Collins underwent months of debilitating chemotherapy, radiation, and major surgery.
Like Collins, Gransden’s diagnosis was practically an accident. At 35, he wasn’t concerned about the few symptoms he did have. But his wife urged him to see a doctor. The end result was 18 hours of surgery for stage 2 colon cancer. He then underwent a round of chemotherapy as a precaution. Today, eight years later, he remains in remission.

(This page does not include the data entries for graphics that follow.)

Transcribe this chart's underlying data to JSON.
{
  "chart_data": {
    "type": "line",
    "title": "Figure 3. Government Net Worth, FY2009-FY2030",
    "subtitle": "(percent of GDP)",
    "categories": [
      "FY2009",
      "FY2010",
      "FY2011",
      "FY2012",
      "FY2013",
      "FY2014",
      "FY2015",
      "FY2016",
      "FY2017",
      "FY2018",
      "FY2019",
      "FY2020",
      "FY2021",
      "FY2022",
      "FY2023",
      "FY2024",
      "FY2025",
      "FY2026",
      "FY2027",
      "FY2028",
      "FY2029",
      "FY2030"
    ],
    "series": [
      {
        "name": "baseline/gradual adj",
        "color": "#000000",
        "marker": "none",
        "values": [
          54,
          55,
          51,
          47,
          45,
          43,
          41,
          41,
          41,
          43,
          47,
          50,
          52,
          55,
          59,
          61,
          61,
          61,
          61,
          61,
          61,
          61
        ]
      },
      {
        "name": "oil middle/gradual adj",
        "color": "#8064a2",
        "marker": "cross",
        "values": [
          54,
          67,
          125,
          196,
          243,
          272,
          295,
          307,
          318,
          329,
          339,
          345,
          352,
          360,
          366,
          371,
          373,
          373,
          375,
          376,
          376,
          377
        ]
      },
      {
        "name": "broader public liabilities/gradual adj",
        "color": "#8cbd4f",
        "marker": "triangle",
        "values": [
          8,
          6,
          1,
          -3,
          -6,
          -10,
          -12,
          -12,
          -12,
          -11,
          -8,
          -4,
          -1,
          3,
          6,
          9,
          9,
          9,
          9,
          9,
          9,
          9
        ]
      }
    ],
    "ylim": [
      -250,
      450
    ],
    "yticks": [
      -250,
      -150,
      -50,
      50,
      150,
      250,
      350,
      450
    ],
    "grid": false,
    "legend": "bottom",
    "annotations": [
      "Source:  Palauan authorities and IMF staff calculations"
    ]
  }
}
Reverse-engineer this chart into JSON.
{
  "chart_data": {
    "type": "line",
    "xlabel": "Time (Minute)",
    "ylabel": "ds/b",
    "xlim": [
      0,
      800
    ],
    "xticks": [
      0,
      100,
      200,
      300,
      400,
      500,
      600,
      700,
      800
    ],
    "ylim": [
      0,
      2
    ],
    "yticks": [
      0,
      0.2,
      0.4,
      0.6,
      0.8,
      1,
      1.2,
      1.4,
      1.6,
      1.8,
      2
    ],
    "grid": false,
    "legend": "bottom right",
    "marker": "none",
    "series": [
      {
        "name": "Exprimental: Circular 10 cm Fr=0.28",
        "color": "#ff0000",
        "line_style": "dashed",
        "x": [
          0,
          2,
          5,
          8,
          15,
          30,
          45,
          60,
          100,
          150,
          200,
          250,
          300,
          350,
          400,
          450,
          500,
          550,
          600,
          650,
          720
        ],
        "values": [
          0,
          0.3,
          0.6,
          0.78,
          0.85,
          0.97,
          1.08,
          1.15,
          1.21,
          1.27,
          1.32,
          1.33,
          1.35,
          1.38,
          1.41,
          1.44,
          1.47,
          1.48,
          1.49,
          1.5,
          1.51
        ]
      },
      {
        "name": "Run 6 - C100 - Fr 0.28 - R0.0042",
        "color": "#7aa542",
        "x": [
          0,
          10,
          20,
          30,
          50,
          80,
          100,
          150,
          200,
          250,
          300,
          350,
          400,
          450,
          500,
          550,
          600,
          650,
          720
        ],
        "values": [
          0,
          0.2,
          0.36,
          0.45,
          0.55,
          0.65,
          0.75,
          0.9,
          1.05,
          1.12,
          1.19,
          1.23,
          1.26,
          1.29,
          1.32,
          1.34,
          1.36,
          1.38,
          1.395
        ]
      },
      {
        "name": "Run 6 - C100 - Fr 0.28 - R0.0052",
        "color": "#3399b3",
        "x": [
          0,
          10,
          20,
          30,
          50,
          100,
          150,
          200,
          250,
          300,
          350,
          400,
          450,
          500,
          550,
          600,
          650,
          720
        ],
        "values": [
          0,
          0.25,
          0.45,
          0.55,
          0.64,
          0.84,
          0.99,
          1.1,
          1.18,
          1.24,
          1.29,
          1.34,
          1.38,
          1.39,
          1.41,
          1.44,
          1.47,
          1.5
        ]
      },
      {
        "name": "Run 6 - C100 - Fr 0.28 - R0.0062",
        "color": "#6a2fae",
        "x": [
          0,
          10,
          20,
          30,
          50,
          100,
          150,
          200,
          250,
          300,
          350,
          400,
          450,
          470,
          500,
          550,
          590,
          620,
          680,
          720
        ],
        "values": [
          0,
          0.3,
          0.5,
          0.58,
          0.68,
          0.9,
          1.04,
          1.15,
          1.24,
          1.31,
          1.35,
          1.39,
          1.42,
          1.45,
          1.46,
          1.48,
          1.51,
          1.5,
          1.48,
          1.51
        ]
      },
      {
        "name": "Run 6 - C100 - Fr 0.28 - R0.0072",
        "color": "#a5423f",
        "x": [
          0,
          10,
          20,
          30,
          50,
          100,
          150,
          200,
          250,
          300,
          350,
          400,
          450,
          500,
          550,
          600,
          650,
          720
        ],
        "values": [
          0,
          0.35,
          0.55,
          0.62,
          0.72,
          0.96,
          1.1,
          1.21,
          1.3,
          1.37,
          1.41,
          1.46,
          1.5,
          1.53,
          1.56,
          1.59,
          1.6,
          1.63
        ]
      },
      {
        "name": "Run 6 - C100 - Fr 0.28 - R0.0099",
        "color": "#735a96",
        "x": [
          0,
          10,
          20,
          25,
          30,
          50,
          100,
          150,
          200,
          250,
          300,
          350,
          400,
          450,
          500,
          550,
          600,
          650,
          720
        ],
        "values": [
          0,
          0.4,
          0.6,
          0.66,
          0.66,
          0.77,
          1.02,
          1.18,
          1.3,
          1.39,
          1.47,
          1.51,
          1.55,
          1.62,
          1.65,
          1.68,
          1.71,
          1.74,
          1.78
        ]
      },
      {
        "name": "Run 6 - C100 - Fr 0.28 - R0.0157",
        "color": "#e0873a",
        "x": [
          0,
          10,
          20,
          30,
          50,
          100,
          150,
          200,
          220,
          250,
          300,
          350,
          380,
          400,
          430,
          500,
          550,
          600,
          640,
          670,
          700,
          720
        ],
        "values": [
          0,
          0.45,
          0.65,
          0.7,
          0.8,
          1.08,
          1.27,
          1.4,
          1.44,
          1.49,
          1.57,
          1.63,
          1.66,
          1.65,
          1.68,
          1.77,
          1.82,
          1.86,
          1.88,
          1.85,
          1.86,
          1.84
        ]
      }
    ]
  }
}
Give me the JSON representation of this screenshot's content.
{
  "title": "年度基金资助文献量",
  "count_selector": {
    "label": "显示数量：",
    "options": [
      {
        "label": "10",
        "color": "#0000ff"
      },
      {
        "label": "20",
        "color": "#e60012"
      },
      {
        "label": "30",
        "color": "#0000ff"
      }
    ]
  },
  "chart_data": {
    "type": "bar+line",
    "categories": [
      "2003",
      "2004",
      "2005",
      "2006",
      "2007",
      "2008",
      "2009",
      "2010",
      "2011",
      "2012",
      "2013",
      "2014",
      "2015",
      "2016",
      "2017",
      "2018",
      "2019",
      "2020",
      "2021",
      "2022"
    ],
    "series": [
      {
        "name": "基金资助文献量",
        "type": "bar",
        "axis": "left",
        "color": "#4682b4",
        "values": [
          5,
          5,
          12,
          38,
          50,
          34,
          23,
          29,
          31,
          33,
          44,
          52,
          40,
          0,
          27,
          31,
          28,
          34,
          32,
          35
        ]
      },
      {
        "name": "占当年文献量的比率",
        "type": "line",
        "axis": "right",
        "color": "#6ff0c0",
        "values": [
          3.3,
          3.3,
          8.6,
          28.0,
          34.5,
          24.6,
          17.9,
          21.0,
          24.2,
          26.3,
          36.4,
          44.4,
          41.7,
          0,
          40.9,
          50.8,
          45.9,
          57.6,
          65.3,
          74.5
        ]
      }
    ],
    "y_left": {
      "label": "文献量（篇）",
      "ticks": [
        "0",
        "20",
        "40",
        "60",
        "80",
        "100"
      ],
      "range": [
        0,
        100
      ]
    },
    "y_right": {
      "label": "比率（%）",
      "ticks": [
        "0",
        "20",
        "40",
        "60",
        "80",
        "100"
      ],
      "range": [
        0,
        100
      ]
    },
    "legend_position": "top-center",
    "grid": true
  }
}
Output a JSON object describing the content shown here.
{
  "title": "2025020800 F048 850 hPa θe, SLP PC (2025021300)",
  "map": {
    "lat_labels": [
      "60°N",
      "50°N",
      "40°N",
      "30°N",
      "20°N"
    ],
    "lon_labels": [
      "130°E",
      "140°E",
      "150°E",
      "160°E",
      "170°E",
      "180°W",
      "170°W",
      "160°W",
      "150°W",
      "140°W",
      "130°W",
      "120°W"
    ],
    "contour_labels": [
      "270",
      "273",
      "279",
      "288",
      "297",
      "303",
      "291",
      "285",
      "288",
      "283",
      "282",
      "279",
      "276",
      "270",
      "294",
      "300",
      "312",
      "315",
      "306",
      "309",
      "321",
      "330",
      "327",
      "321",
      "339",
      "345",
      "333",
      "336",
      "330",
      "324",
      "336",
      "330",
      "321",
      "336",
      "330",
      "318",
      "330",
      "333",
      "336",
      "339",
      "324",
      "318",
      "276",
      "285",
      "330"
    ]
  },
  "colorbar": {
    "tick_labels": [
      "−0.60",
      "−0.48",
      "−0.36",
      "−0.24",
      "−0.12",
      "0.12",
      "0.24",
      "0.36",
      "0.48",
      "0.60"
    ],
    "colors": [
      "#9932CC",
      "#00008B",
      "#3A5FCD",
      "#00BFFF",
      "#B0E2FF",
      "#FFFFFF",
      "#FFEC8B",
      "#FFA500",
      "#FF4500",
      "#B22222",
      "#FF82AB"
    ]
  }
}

Gransden’s lesson: take any symptoms, however small, seriously, and see a doctor as soon as you notice them. A simple colonoscopy could save your life. Besides, you’re virtually out like a light through the whole thing, and the type of anesthesia used during the procedure has a built-in memory wipe.
The bottom line, experts warn, is that people far younger than 50 should take better care of themselves because it’s almost certain that lifestyle – and, perhaps, environmental factors – play a role in the development of colon cancer.